On the way, the two men hear a splash, and must rescue Professor Peddick, who had been pushed off a bridge by Professor Overforce during an argument about historical theory. The three men in a boat, along with Terrence’s dog Cyril, mirror the events of a Victorian novel that Ned knows, Three Men in a Boat, To Say Nothing of the Dog by Jerome K. Jerome. Ned remarks on the similarities in their adventures until he actually sees a rowboat with three men and a dog; one of the men was Jerome K. Jerome, causing Ned to realize that the book wasn’t written until the following year. Connie Willis dedicated her novel to Robert A. Heinlein, who had, in his novel Have Spacesuit–Will Travel, introduced Willis to Jerome’s Three Men in a Boat, To Say Nothing of the Dog.
And that is how Willis’s novel begins. The book makes full use of Comedy of Manners, in which Ned’s ignorance of Victorian society is the source of much of the humor. The story is also a cozy mystery, as Verity Kindle refers often to Lord Peter Wimsey and Harriet Vane, the detective team from the novels of Dorothy L. Sayers. Willis makes effective use of a McGuffin (the Bishop’s bird stump), an object that drives much of the action, but isn’t very important in and of itself.
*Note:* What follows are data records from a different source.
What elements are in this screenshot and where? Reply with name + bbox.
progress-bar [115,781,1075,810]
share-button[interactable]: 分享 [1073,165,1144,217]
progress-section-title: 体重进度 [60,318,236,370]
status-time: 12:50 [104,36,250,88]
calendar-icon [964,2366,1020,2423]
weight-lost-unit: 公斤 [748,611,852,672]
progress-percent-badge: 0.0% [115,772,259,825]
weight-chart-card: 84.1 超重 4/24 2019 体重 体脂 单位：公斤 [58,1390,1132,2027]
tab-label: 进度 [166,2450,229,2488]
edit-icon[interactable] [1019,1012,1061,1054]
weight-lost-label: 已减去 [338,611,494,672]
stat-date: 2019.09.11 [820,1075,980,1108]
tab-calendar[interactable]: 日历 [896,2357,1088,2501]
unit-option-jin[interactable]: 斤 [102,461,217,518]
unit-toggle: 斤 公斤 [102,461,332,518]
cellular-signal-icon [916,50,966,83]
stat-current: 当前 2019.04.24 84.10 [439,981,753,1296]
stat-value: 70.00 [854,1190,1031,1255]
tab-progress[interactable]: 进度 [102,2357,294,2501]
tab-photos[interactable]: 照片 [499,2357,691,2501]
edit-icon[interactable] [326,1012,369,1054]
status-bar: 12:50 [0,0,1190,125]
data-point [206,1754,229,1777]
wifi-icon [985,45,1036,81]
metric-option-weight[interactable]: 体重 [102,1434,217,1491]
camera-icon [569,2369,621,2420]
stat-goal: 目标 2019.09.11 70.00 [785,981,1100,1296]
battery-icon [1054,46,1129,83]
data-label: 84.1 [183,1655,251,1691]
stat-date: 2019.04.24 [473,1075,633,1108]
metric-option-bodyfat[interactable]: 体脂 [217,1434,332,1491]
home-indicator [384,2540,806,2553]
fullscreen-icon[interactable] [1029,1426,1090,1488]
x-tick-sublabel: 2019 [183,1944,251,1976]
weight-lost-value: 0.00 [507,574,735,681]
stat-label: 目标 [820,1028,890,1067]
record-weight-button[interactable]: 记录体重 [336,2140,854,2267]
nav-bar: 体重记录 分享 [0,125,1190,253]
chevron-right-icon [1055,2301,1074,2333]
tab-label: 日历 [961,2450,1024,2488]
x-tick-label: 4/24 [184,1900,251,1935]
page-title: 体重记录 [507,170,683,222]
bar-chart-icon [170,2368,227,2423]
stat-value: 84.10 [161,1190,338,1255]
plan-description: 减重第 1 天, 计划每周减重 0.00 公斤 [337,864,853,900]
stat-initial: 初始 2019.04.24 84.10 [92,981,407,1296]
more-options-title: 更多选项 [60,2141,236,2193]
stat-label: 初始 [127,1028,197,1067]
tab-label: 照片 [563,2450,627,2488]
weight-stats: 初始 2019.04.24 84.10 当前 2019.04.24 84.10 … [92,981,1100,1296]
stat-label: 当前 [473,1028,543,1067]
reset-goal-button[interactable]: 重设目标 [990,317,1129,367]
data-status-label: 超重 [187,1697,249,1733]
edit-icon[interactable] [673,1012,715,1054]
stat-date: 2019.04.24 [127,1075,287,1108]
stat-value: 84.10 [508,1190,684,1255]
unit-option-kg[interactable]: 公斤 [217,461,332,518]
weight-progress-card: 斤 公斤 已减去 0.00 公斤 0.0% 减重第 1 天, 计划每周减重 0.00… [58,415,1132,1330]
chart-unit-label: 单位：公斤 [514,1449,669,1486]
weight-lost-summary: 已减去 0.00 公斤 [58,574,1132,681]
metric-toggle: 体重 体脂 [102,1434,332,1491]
Time travel stories are a challenge to write. I have attempted them myself, and there are many pitfalls. Willis makes it look easy, and provides much laughter along the way. She is a master at making the time travel seem realistic, and the book reflects detailed research on more than one time period. To Say Nothing of the Dog is as much a historical novel as it is a sci-fi novel, mystery novel, and literary novel in the Jane Austen tradition. My favorite scene involves a séance attended by two different fake mediums, both of whom have their own agenda and attempt to outdo each other.
I am looking forward to reading The Doomsday Book, set in the Middle Ages, and Blackout and All Clear (two parts of the same story), both set during World War II. Connie Willis is one of the true masters of the time travel novel.